During the Venetian period Ainos was known as Monte Nero (black mountain) due to thick forestation of the dark Kefalonian Fir tree (Abies cephalonica). During the 18th century the forest covered an area of 14 x 5 kilometres but the tall, straight trees proved highly suitable for shipbuilding and many were logged. Originally native to the island, demand for their wood was such that, during British rule, Sir Charles Napier, High Commissioner of the island, had some exported to meet demand and today the trees are found on the Peloponnese and Evia and are also known as the Greek Fir. I've heard that some were also exported to Canada and Russia. Napier was also responsible for construction of the road to the summit and the preservation of the forest, although a number of fires have reduced the forest and today patches of bare white rock are visible in places. In 1962 the Greek government declared the Ainos forest a national park and thus protected it by law. Albeit classified as a "Lower Risk Near Threatened", Abies cephalonica is on the 2007 IUCN Red List of Threatened Species.

Ainos appears to be riddled with subterranean channels which collect the heavy winter rain and release it throughout the long, hot, summer months, keeping Kefalonia greener than most Greek islands. The thin soil on Ainos suits the Robola grape variety and many small vineyards are scattered across and down the slopes. The main winery on the island, the Robola Cooperative, lies in the foothills of Ainos on the flat, fertile, plain of the Omala valley which is supplied with water from the many wells divined by Agios Gerasimos.

The mountain also supports a variety of wildlife including numerous herds of goats. Local legend has it that the goats of Ainos have gold teeth. Undoubtedly, Jason could have saved himself a lot of time and trouble by capturing and breeding some of these, and made a fortune in the process. Sadly, it's just another Kefalonian myth, although something in their natural diet does give their teeth a golden glow (or so I've been told).

ponies Almost as rare as the golden-toothed goats are the wild horses of Ainos. Some claim these are descendants of the wild horses of Thessaly, one of three ancient Greek breeds now extinct (Achaean, Thessalian & Thracian). Others reckon they are descended from escaped or released livestock.

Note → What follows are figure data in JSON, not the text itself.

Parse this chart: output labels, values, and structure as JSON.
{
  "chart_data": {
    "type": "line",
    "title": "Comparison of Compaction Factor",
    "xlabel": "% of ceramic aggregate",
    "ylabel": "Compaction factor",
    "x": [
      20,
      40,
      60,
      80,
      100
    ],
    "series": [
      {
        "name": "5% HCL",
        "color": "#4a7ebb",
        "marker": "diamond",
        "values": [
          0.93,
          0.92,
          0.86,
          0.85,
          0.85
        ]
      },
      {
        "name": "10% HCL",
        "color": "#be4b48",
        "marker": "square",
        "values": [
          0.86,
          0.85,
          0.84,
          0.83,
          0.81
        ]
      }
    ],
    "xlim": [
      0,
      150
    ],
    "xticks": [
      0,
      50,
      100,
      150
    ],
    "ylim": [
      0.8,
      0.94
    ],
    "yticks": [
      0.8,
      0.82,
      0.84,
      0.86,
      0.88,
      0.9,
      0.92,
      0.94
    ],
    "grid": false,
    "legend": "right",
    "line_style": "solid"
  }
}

Most likely they are escaped / released horses descended from Pindos ponies, which were captured, broken and traded at horse fairs in Aitoloakarnania (the Greek mainland opposite Kefalonia, north of the Gulf of Corinth) and Arta. The Pindos ponies themselves are thought to be descended from Thessalian stock. Officially the ponies are not a recognised breed but are classed as a Type B Mountain Pony. Whatever, they are cautious creatures, prone to flight if approached (so maybe they're descended from Pegasus?) If you're very quiet you might catch a glimpse of them around the Zoodochos Pigi ("life-giving source", i.e. fresh water) monastery above Arginia.

Slightly more common are birds of prey such as Griffon vultures, common buzzards, Eleonora’s Falcons and the huge Eagle Owl. Golden Eagles may still be seen although they no longer appear to nest on the island. Other bird life on and around Ainos includes the black woodpecker and the white-backed woodpecker and many birds once common in the UK can still be seen on Kefalonia. You may also come across hares (some with 'silver' teeth), tortoises, various snakes and lizards.

From the Argostoli – Sami road the narrow, winding road commissioned by Napier clings to the mountainside and is now surfaced to the summit. Down the other side, coming out near Arginia, is a rough track suitable only for 4x4s - the track terrifies some people and may be impassable during the winter and early season.

Although the track over the summit isn’t recommended there’s a surfaced road across the mountain that's a very pleasant drive. From the Argostoli – Sami road take the turn to the summit and, just before the huge radar dishes, take the left fork. This road leads through some beautiful scenery in the Pyrgi area into the hill villages on the Poros – Sami road.